A Traditional Hindu Wedding Ceremony

Devina & Robert asked me to photograph both their Hindu wedding and their “English” wedding.  They were held one day after the other, which was really nice as I got to meet everyone twice, albeit in two very different outfits each time!!  Today’s blog post is of their Hindu Wedding Ceremony.

It has been a little while since I last attended a Traditional Hindu Ceremony.  I hope to revisit this post after the wedding season has calmed down a bit, so that I can write more about what is included in the service, and thus explain further as to what is actually happening in some of the images!  Suffice to say that a lot happens during a Hindu wedding ceremony, it is a very auspicious occasion with each and every action (there are many…) having a reason associated with it.
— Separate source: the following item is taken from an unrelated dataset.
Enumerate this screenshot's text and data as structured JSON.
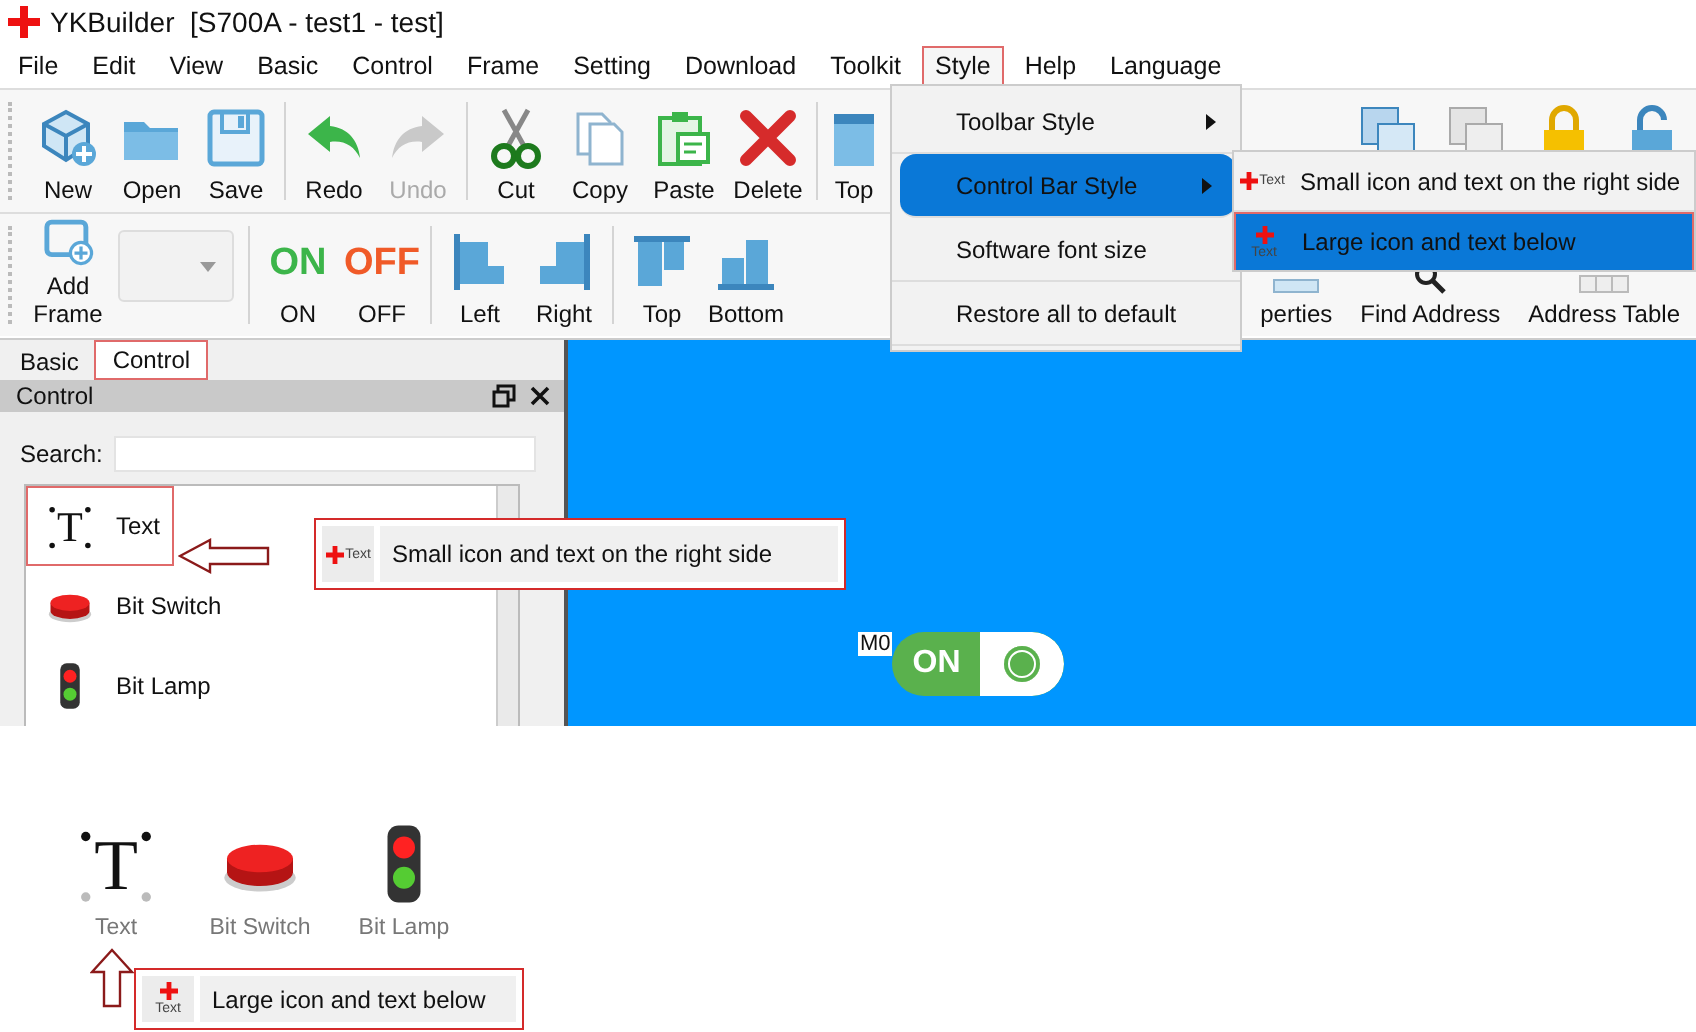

The Welcoming of the Groom – The groom arrives at the entrance to the hall accompanied by the best man, known as Mame.  A married lady from the bride’s side of the family welcomes the groom and the Mame by performing Aarti, the traditional Tamil welcome ritual.  A traditional lamp is placed on a tray along with auspicious flowers, a vessel containing rose water, lighted camphor and saffron water.  The tray is rotated three times in front of the groom and the Mame, and kungumam (a powder made from dried turmeric) is applied to their foreheads.  This ritual is also believed to ward off the influence of the evil eye.

Vivaha Homam – The priest lights a holy fire in a pot and the couple then place offerings into the fire as the priest recited mantra.  This is a prayer to Agni, the God of fire asking for mental and physical well being and to witness their union.

Exchange of Garlands – The couple exchanges their garlands three times.  This signifies the divine trinity of Lord Brahma (Creator), Lord Vishnu (Sustainer) and Lord Shiva (Destroyer), symbolising their unity with nature’s blessing.

Saptapadaam (Declaration of the Seven Wedding Vows) – The couple walk around the fire three times symbolising the beginning of their new life together and exchange 7 vows including ones of duty, love, loyalty and respect.  

The third time around the sacred fire, the bride places her right then left foot on a grindstone known as “ammi” in Tamil signifying her hope that their bond is firm and steadfast as the grinding stone.  The grind stone stands at the right side of the sacred fire.  The groom then places a “minji”, silver toe ring on each foot meaning that henceforth he will protect her while on their journey through life together.

Traditional Game – Lime water and turmeric powder is mixed in water in a bucket and a ring is placed in the water.  The couple faces one another and are asked to find the ring in the water.  It is believed that whoever retrieves the ring first will be more dominant in the marital home.